Reputation: 2302
I was reading one article about list comprehensions and it mentions that list comprehensions are faster than regular and nested for loops. And while reading that article it mentions that this statement
if expression % 2 == 0:
slower than
if not expression % 2:
Can anybody explain reason behind this? Even I am solving trees problems and there is in recursion I am using not root kind of arguments. So that would be grateful if anybody can help.
Link to article: https://switowski.com/blog/for-loop-vs-list-comprehension Here is short implementation, thanks to @Ted
>>> MILLION_NUMBERS = list(range(1_000_000))
>>> def for_loop():
... output = []
... for element in MILLION_NUMBERS:
... if not element % 2:
... output.append(element)
... return output
...
>>> def for_loop2():
... output = []
... for element in MILLION_NUMBERS:
... if element % 2 == 0:
... output.append(element)
... return output
...
>>> timeit.timeit(stmt=for_loop, number=100)
6.254316797000001
>>> timeit.timeit(stmt=for_loop2, number=100)
7.362754617999997
Thanks in advance.
Upvotes: 2
Views: 642
Reputation: 6930
The principle reason is that Python does not know that expression
is an integer; potentially, it could be an object which overrides operators, so expression % 2 == 0
could mean calling expression.__mod__(2).__eq__(0).__bool__()
(or .__len__()
).
I'm not sure if Python actually calls them or optimises them away for integers, but either way it has to look them up, each time through the loop. Each of those method look-ups takes a tiny bit of time.

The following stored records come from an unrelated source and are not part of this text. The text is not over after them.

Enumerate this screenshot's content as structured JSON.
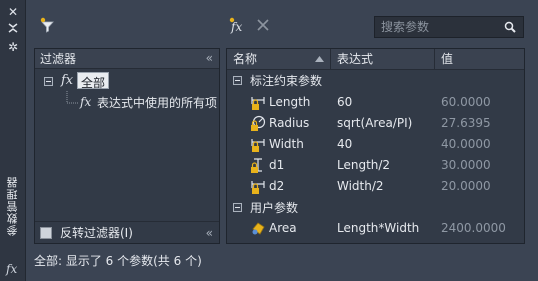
{
  "strip": {
    "title": "参数管理器",
    "fx_label": "fx"
  },
  "toolbar": {
    "filter_icon": "funnel-star-icon",
    "new_param_icon": "fx-star-icon",
    "delete_icon": "close-icon",
    "search_placeholder": "搜索参数"
  },
  "filter": {
    "title": "过滤器",
    "tree": [
      {
        "label": "全部",
        "selected": true
      },
      {
        "label": "表达式中使用的所有项",
        "selected": false
      }
    ],
    "invert_label": "反转过滤器(I)",
    "invert_checked": false
  },
  "table": {
    "columns": [
      "名称",
      "表达式",
      "值"
    ],
    "groups": [
      {
        "label": "标注约束参数",
        "rows": [
          {
            "icon": "linear-dim-icon",
            "name": "Length",
            "expression": "60",
            "value": "60.0000"
          },
          {
            "icon": "radius-dim-icon",
            "name": "Radius",
            "expression": "sqrt(Area/PI)",
            "value": "27.6395"
          },
          {
            "icon": "linear-dim-icon",
            "name": "Width",
            "expression": "40",
            "value": "40.0000"
          },
          {
            "icon": "vertical-dim-icon",
            "name": "d1",
            "expression": "Length/2",
            "value": "30.0000"
          },
          {
            "icon": "linear-dim-icon",
            "name": "d2",
            "expression": "Width/2",
            "value": "20.0000"
          }
        ]
      },
      {
        "label": "用户参数",
        "rows": [
          {
            "icon": "user-param-icon",
            "name": "Area",
            "expression": "Length*Width",
            "value": "2400.0000"
          }
        ]
      }
    ]
  },
  "status": "全部: 显示了 6 个参数(共 6 个)",
  "colors": {
    "panel_bg": "#323a47",
    "window_bg": "#3b4453",
    "lock_yellow": "#e8b21b",
    "value_grey": "#8f98a4"
  }
}
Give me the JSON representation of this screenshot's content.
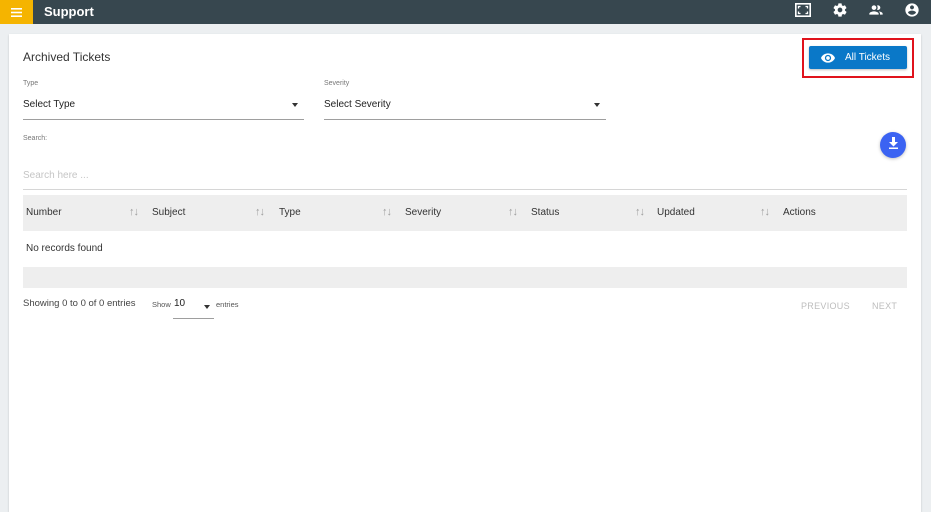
{
  "topbar": {
    "title": "Support",
    "icons": [
      "menu-icon",
      "fullscreen-icon",
      "settings-icon",
      "users-icon",
      "account-icon"
    ],
    "accent_color": "#f5b400",
    "background_color": "#37474f"
  },
  "page": {
    "title": "Archived Tickets",
    "all_tickets_label": "All Tickets",
    "all_tickets_color": "#0a78c8",
    "highlight_color": "#e0131c"
  },
  "filters": {
    "type_label": "Type",
    "type_value": "Select Type",
    "severity_label": "Severity",
    "severity_value": "Select Severity",
    "search_label": "Search:",
    "search_placeholder": "Search here ..."
  },
  "table": {
    "columns": [
      "Number",
      "Subject",
      "Type",
      "Severity",
      "Status",
      "Updated",
      "Actions"
    ],
    "sort_glyph": "↑↓",
    "empty_message": "No records found"
  },
  "footer": {
    "info": "Showing 0 to 0 of 0 entries",
    "show_label": "Show",
    "page_length": "10",
    "entries_label": "entries",
    "previous_label": "PREVIOUS",
    "next_label": "NEXT"
  }
}
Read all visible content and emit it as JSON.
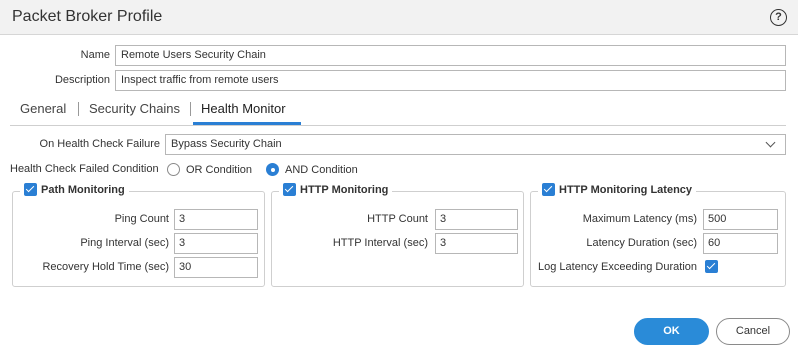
{
  "dialog": {
    "title": "Packet Broker Profile",
    "help_icon": "question-circle-icon",
    "help_glyph": "?"
  },
  "form": {
    "name_label": "Name",
    "name_value": "Remote Users Security Chain",
    "description_label": "Description",
    "description_value": "Inspect traffic from remote users"
  },
  "tabs": [
    {
      "label": "General",
      "active": false
    },
    {
      "label": "Security Chains",
      "active": false
    },
    {
      "label": "Health Monitor",
      "active": true
    }
  ],
  "health": {
    "failure_label": "On Health Check Failure",
    "failure_value": "Bypass Security Chain",
    "condition_label": "Health Check Failed Condition",
    "conditions": [
      {
        "label": "OR Condition",
        "selected": false
      },
      {
        "label": "AND Condition",
        "selected": true
      }
    ]
  },
  "path_monitoring": {
    "title": "Path Monitoring",
    "enabled": true,
    "fields": [
      {
        "label": "Ping Count",
        "value": "3"
      },
      {
        "label": "Ping Interval (sec)",
        "value": "3"
      },
      {
        "label": "Recovery Hold Time (sec)",
        "value": "30"
      }
    ]
  },
  "http_monitoring": {
    "title": "HTTP Monitoring",
    "enabled": true,
    "fields": [
      {
        "label": "HTTP Count",
        "value": "3"
      },
      {
        "label": "HTTP Interval (sec)",
        "value": "3"
      }
    ]
  },
  "http_latency": {
    "title": "HTTP Monitoring Latency",
    "enabled": true,
    "fields": [
      {
        "label": "Maximum Latency (ms)",
        "value": "500"
      },
      {
        "label": "Latency Duration (sec)",
        "value": "60"
      }
    ],
    "log_label": "Log Latency Exceeding Duration",
    "log_checked": true
  },
  "buttons": {
    "ok": "OK",
    "cancel": "Cancel"
  },
  "colors": {
    "accent": "#2a7fd4",
    "ok_button": "#2a8bd8"
  }
}
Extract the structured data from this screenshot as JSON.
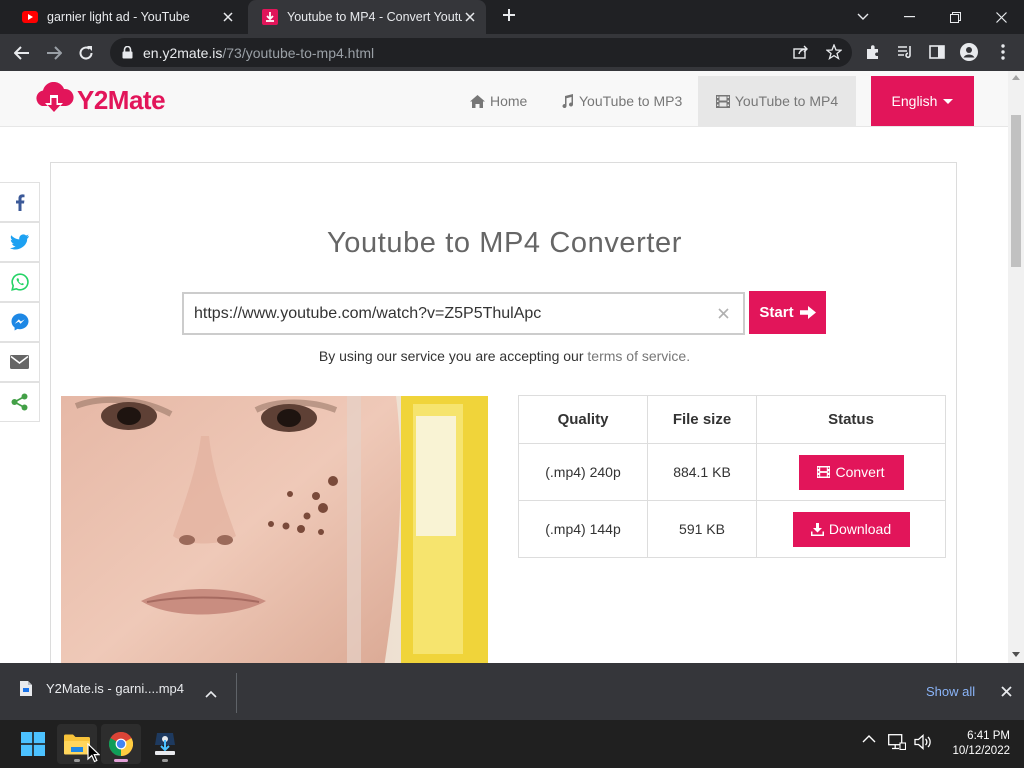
{
  "browser": {
    "tabs": [
      {
        "title": "garnier light ad - YouTube",
        "active": false,
        "favicon": "youtube-favicon"
      },
      {
        "title": "Youtube to MP4 - Convert Youtu",
        "active": true,
        "favicon": "y2mate-favicon"
      }
    ],
    "url_host": "en.y2mate.is",
    "url_path": "/73/youtube-to-mp4.html"
  },
  "site": {
    "logo_text": "Y2Mate",
    "nav": {
      "home": "Home",
      "mp3": "YouTube to MP3",
      "mp4": "YouTube to MP4",
      "language": "English"
    },
    "share_icons": [
      "facebook-icon",
      "twitter-icon",
      "whatsapp-icon",
      "messenger-icon",
      "email-icon",
      "share-icon"
    ],
    "heading": "Youtube to MP4 Converter",
    "input_value": "https://www.youtube.com/watch?v=Z5P5ThulApc",
    "start_label": "Start",
    "terms_prefix": "By using our service you are accepting our",
    "terms_link": "terms of service.",
    "table": {
      "headers": [
        "Quality",
        "File size",
        "Status"
      ],
      "rows": [
        {
          "quality": "(.mp4) 240p",
          "size": "884.1 KB",
          "action": "Convert"
        },
        {
          "quality": "(.mp4) 144p",
          "size": "591 KB",
          "action": "Download"
        }
      ]
    },
    "accent_color": "#e2155a"
  },
  "downloads": {
    "file_name": "Y2Mate.is - garni....mp4",
    "show_all": "Show all"
  },
  "taskbar": {
    "time": "6:41 PM",
    "date": "10/12/2022"
  }
}
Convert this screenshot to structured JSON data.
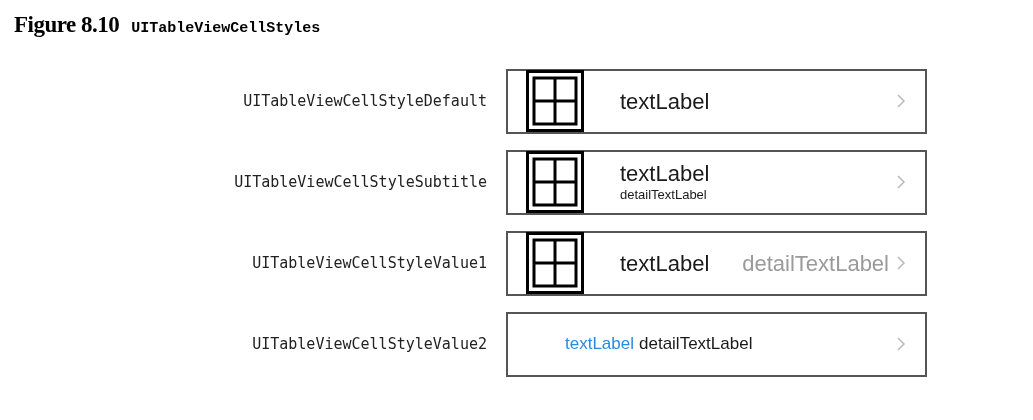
{
  "figure": {
    "number": "Figure 8.10",
    "title": "UITableViewCellStyles"
  },
  "rows": [
    {
      "style_name": "UITableViewCellStyleDefault",
      "kind": "default",
      "text_label": "textLabel"
    },
    {
      "style_name": "UITableViewCellStyleSubtitle",
      "kind": "subtitle",
      "text_label": "textLabel",
      "detail_label": "detailTextLabel"
    },
    {
      "style_name": "UITableViewCellStyleValue1",
      "kind": "value1",
      "text_label": "textLabel",
      "detail_label": "detailTextLabel"
    },
    {
      "style_name": "UITableViewCellStyleValue2",
      "kind": "value2",
      "text_label": "textLabel",
      "detail_label": "detailTextLabel"
    }
  ]
}
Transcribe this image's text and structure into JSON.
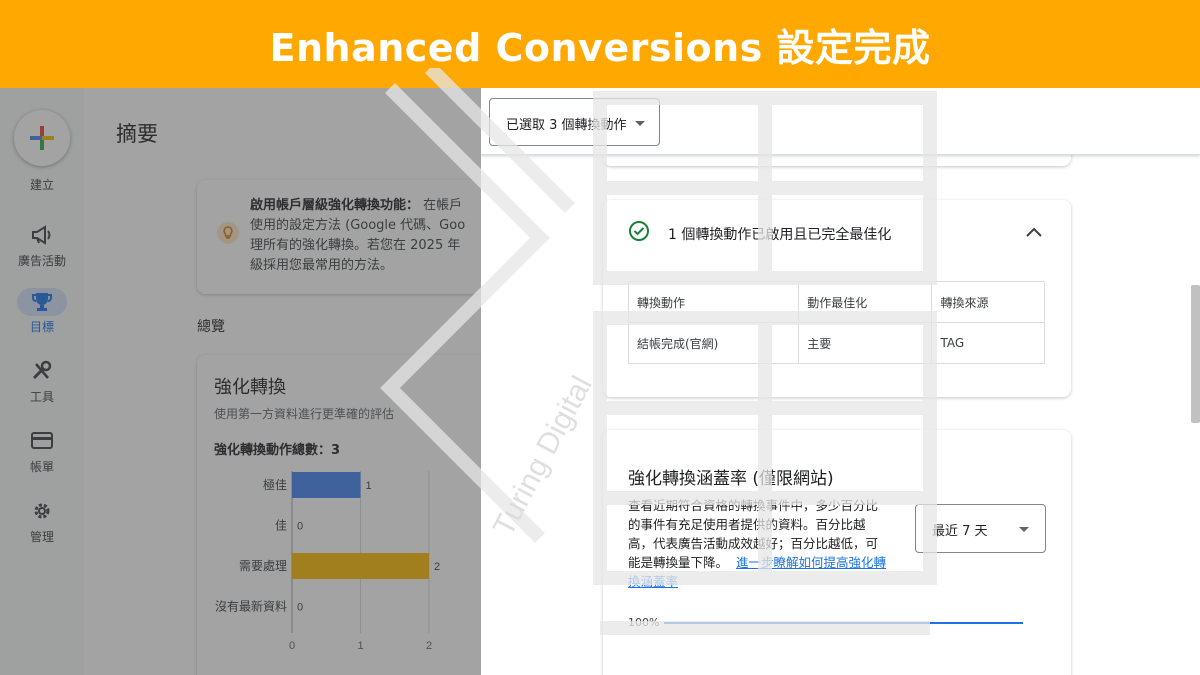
{
  "banner": {
    "title": "Enhanced Conversions 設定完成"
  },
  "nav": {
    "items": [
      {
        "label": "建立",
        "icon": "plus-icon"
      },
      {
        "label": "廣告活動",
        "icon": "megaphone-icon"
      },
      {
        "label": "目標",
        "icon": "trophy-icon",
        "active": true
      },
      {
        "label": "工具",
        "icon": "wrench-icon"
      },
      {
        "label": "帳單",
        "icon": "credit-card-icon"
      },
      {
        "label": "管理",
        "icon": "gear-icon"
      }
    ]
  },
  "summary": {
    "page_title": "摘要",
    "notice": {
      "heading": "啟用帳戶層級強化轉換功能：",
      "line1_rest": "在帳戶",
      "line2": "使用的設定方法 (Google 代碼、Goo",
      "line3": "理所有的強化轉換。若您在 2025 年",
      "line4": "級採用您最常用的方法。"
    },
    "overview_label": "總覽",
    "ec_card": {
      "title": "強化轉換",
      "subtitle": "使用第一方資料進行更準確的評估",
      "total_label": "強化轉換動作總數：3"
    }
  },
  "chart_data": {
    "type": "bar",
    "orientation": "horizontal",
    "categories": [
      "極佳",
      "佳",
      "需要處理",
      "沒有最新資料"
    ],
    "values": [
      1,
      0,
      2,
      0
    ],
    "colors": [
      "#4285f4",
      "#4285f4",
      "#fbbc04",
      "#fbbc04"
    ],
    "xticks": [
      0,
      1,
      2
    ],
    "xlim": [
      0,
      2
    ],
    "grid": true
  },
  "right": {
    "selector_label": "已選取 3 個轉換動作",
    "status_card": {
      "title": "1 個轉換動作已啟用且已完全最佳化",
      "table": {
        "headers": [
          "轉換動作",
          "動作最佳化",
          "轉換來源"
        ],
        "rows": [
          [
            "結帳完成(官網)",
            "主要",
            "TAG"
          ]
        ]
      }
    },
    "coverage_card": {
      "title": "強化轉換涵蓋率 (僅限網站)",
      "description_lines": [
        "查看近期符合資格的轉換事件中，多少百分比",
        "的事件有充足使用者提供的資料。百分比越",
        "高，代表廣告活動成效越好；百分比越低，可",
        "能是轉換量下降。"
      ],
      "link_lines": [
        "進一步瞭解如何提高強化轉",
        "換涵蓋率"
      ],
      "range_label": "最近 7 天",
      "pct_label": "100%"
    }
  },
  "watermark": {
    "text": "Turing Digital"
  },
  "colors": {
    "banner": "#ffa802",
    "accent": "#1a73e8",
    "success": "#188038"
  }
}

Meanwhile, not expression % 2
could at most be expression.__mod__(2).__bool__()
(or .__len__()
) — the look-up of ==
is skipped (there is no override for not
).
Upvotes: 1
Reputation: 397
If you use the disassembler on both the cases, you'll find:
if expression % 2 == 0:
2 0 LOAD_FAST 0 (x)
2 LOAD_CONST 1 (2)
4 BINARY_MODULO
6 LOAD_CONST 2 (0)
8 COMPARE_OP 2 (==)
10 POP_JUMP_IF_FALSE 20
if not expression % 2:
2 0 LOAD_FAST 0 (x)
2 LOAD_CONST 1 (2)
4 BINARY_MODULO
6 POP_JUMP_IF_TRUE 16
The above example has to do two more operations to determine if the value is zero. This was probably the basis the book author said that. In reality this barely makes any difference, and can vastly differ across implementations of python. You can also use the timeit module to time it!
>>> timeit.timeit('5 % 2 == 0', number=10**7)
0.47088638799323235
>>> timeit.timeit('not 5 % 2', number=10**7)
0.1560280679987045
which would show you the second one is almost 3x faster than the first one.